The French Competition Authority has stepped up its probe of potential Lucentis price-fixing. As The Times of London reports, the antitrust regulators said they raided local offices of Roche and Novartis, looking for evidence of collusion.

According to a statement on the competition authority's website, regulators went on "search and confiscation" maneuvers Tuesday in their probe of treatments for wet age-related macular degeneration. The regulators didn't name the companies involved, but Roche ($RHHBY) and Novartis ($NVS) confirmed that competition authorities had launched the probe.

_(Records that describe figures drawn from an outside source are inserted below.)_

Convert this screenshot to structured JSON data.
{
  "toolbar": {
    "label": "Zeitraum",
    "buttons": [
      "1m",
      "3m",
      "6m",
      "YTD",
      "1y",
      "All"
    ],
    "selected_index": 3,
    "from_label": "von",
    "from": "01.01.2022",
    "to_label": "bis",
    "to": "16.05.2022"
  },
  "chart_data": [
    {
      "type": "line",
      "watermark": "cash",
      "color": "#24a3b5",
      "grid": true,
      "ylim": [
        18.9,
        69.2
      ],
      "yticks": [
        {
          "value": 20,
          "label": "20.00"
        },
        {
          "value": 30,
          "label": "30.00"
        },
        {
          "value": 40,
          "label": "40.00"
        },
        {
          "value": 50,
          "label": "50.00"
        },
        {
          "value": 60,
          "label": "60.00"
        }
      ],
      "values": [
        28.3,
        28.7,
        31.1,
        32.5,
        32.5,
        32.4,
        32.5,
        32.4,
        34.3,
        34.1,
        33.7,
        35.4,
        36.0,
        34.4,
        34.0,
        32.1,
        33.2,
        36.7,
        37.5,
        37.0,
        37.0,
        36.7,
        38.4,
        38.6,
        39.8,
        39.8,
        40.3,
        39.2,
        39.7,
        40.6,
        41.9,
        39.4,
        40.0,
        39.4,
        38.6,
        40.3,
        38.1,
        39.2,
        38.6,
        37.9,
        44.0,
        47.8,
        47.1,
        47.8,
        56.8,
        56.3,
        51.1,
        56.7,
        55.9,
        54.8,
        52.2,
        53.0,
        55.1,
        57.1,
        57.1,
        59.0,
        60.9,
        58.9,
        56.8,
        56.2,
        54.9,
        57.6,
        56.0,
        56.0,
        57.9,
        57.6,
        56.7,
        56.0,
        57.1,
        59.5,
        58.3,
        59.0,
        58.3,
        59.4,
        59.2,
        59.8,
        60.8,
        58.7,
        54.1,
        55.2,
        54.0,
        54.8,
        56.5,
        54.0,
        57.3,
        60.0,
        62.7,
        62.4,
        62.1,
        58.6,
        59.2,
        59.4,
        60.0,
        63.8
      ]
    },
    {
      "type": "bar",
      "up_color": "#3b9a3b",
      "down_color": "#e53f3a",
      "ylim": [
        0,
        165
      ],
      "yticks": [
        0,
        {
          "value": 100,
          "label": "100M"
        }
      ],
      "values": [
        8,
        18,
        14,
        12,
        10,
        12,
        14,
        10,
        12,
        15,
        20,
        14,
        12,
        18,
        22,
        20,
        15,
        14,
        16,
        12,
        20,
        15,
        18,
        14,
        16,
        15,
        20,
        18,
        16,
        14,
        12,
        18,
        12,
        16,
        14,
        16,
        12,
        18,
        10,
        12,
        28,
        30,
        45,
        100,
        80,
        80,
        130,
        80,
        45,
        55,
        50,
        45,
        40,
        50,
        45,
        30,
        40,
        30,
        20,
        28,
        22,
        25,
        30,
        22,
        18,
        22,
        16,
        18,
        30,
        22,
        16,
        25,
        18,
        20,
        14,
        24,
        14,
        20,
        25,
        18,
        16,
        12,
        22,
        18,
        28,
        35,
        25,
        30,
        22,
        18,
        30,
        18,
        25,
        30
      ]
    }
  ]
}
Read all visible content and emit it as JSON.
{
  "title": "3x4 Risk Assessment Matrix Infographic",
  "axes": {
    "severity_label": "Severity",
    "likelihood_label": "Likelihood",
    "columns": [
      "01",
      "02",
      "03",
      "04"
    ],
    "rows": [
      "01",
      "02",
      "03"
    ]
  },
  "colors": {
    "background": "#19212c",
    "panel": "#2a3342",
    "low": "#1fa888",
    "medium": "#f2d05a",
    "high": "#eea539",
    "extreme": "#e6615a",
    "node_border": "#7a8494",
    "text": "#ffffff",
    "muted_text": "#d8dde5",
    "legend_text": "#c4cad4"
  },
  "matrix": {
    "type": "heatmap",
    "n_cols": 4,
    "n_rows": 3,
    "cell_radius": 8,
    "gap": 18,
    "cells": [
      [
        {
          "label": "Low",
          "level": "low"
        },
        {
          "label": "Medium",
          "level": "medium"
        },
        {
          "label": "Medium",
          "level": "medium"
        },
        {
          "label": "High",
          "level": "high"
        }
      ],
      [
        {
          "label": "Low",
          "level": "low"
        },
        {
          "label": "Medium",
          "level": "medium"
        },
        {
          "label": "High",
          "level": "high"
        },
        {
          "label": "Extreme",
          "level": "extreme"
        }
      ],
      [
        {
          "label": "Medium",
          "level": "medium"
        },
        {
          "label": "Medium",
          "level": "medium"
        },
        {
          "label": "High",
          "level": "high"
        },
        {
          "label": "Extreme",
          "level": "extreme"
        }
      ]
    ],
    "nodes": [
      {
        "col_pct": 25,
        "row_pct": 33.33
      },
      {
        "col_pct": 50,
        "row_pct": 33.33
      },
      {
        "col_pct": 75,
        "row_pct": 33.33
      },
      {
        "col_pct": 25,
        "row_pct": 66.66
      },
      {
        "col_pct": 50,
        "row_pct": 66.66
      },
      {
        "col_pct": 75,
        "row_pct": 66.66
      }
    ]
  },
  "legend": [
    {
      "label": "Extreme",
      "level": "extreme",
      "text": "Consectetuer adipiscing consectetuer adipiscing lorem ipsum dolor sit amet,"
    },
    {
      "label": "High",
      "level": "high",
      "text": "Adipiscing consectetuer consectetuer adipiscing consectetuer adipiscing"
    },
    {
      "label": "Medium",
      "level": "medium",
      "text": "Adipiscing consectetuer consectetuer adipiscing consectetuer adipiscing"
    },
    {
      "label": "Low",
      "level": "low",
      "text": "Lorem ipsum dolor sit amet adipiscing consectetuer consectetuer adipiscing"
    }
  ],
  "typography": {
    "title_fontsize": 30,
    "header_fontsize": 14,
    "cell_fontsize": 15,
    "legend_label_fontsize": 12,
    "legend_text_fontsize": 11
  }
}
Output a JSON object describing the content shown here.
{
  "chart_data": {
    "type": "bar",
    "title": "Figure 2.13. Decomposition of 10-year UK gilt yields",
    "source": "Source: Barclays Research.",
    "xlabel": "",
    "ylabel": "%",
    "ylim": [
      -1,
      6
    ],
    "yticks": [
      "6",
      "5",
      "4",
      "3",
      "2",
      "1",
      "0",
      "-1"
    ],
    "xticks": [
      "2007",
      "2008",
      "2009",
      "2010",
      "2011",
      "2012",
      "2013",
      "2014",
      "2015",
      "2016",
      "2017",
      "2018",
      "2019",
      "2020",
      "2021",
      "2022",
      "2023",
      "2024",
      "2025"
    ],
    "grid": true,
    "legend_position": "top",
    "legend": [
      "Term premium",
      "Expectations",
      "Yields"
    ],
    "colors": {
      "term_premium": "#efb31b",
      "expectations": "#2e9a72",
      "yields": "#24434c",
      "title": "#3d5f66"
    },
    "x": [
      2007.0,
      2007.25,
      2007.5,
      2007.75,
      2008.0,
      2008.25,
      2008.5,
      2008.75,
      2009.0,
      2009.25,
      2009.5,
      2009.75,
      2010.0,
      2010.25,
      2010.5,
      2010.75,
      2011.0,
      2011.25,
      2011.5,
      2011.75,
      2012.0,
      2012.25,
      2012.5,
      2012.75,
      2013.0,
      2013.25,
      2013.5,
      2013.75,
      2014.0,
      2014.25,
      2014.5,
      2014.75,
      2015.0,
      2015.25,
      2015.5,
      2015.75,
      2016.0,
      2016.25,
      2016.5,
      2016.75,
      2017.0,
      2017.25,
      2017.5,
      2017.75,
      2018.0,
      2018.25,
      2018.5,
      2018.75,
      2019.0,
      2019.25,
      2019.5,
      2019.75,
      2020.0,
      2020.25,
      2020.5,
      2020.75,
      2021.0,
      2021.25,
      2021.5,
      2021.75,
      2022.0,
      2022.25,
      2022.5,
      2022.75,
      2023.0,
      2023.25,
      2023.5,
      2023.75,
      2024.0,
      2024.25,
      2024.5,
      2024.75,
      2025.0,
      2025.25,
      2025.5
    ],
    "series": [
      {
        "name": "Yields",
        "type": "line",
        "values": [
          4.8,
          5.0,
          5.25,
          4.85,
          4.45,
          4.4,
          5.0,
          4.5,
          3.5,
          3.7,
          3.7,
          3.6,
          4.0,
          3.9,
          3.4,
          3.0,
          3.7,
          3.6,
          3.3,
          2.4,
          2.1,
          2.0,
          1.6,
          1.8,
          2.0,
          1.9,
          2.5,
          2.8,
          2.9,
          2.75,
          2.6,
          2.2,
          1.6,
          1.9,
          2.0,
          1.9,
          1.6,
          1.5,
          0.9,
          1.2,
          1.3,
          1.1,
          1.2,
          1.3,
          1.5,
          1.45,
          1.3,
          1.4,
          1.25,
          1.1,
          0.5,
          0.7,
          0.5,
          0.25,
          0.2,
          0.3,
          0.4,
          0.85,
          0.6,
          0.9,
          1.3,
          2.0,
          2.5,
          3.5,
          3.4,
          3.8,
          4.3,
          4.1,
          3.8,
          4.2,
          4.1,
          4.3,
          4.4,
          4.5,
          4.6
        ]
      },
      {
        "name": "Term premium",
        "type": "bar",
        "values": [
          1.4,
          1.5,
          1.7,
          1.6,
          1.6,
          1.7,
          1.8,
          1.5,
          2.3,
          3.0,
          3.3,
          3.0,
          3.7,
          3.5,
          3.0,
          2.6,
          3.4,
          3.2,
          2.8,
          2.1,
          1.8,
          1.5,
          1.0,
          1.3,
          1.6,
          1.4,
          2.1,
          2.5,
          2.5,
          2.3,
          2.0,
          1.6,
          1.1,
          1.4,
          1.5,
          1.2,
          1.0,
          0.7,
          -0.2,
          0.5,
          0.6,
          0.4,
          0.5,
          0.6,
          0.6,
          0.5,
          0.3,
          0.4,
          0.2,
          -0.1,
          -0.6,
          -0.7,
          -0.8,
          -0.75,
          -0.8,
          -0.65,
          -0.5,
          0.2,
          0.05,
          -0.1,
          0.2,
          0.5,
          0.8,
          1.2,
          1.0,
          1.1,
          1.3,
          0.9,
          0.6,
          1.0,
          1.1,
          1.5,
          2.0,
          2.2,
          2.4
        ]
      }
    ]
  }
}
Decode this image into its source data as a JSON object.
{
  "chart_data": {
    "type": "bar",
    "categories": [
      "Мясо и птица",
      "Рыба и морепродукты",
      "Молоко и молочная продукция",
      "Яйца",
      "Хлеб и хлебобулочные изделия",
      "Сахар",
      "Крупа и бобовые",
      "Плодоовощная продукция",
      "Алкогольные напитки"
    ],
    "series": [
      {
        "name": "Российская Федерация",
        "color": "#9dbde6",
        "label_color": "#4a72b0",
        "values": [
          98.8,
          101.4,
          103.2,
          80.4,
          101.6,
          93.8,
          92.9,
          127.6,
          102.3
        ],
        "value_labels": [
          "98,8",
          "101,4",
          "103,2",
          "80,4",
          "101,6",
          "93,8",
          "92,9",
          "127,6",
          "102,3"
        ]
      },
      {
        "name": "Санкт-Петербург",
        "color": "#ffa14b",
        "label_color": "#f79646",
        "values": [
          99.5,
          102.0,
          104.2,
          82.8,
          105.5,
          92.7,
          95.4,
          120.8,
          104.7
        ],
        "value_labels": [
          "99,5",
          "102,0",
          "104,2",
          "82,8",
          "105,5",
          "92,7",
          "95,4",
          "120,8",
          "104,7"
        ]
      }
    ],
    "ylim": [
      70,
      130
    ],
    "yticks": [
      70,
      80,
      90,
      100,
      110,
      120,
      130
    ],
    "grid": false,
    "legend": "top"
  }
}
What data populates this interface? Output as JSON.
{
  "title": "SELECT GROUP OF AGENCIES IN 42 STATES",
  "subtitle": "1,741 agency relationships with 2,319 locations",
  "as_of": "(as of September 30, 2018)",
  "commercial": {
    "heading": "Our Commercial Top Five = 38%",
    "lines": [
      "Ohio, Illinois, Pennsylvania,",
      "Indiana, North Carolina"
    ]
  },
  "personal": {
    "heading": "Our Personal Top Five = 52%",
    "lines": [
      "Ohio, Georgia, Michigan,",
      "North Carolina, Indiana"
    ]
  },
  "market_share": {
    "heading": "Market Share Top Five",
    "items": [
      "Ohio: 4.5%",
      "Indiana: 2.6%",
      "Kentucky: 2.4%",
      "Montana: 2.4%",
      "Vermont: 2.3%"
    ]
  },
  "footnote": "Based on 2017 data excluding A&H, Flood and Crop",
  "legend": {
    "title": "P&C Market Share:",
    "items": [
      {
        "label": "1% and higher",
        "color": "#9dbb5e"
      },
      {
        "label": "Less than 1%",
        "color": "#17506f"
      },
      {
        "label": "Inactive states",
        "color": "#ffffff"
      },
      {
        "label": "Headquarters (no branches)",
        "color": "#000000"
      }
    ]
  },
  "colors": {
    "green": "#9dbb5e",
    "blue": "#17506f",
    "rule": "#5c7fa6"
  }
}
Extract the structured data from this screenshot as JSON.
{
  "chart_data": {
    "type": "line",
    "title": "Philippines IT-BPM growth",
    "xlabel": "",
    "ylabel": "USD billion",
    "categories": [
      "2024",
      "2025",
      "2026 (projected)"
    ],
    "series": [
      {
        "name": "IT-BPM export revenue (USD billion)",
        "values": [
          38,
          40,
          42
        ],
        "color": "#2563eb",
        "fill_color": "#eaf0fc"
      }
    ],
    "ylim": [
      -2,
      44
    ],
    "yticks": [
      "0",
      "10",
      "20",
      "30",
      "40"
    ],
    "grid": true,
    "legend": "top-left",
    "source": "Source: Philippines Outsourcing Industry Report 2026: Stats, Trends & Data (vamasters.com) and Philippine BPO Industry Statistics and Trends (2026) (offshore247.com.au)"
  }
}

The raids follow a month after Italian watchdogs fined the two Swiss drugmakers in a similar case. According to the Italian Competition Authority, Roche and Novartis worked together to block Avastin, a cheaper alternative to Lucentis, their injectable drug for wet age-related macular degeneration. One of Roche's own cancer drugs, Avastin is often used off-label to treat AMD.

Italy slapped Novartis with €92 million in fines, and levied another €90.5 million worth of penalties against Roche. Developed by Roche's Genentech unit, Lucentis is marketed in Europe by Novartis.

At the time, both Swiss drugmakers said they would appeal the fines. "We strongly deny allegations about anticompetitive practices between Novartis and Roche in Italy," the companies said in a statement.

The companies denied the latest allegations as well. "Roche confirms there is no agreement between Roche and Novartis that restricts competition," the company told Reuters.

Though Lucentis is similar to Avastin, Genentech developed the eye drug specifically for ophthalmic use. But eye doctors have continued to use Avastin, which has to be repackaged into syringes for injection into the eye. As a vision treatment, it's much less expensive than Lucentis, at less than $100 per dose, compared with the eye drug's $2,000-per-dose list price.

But as Roche and Novartis have repeatedly warned, repackaging the cancer drug for eye use can cause contamination; several clusters of serious eye infections in the U.S. have been traced to repackaged Avastin. Lucentis brought in $1.9 billion for Roche last year.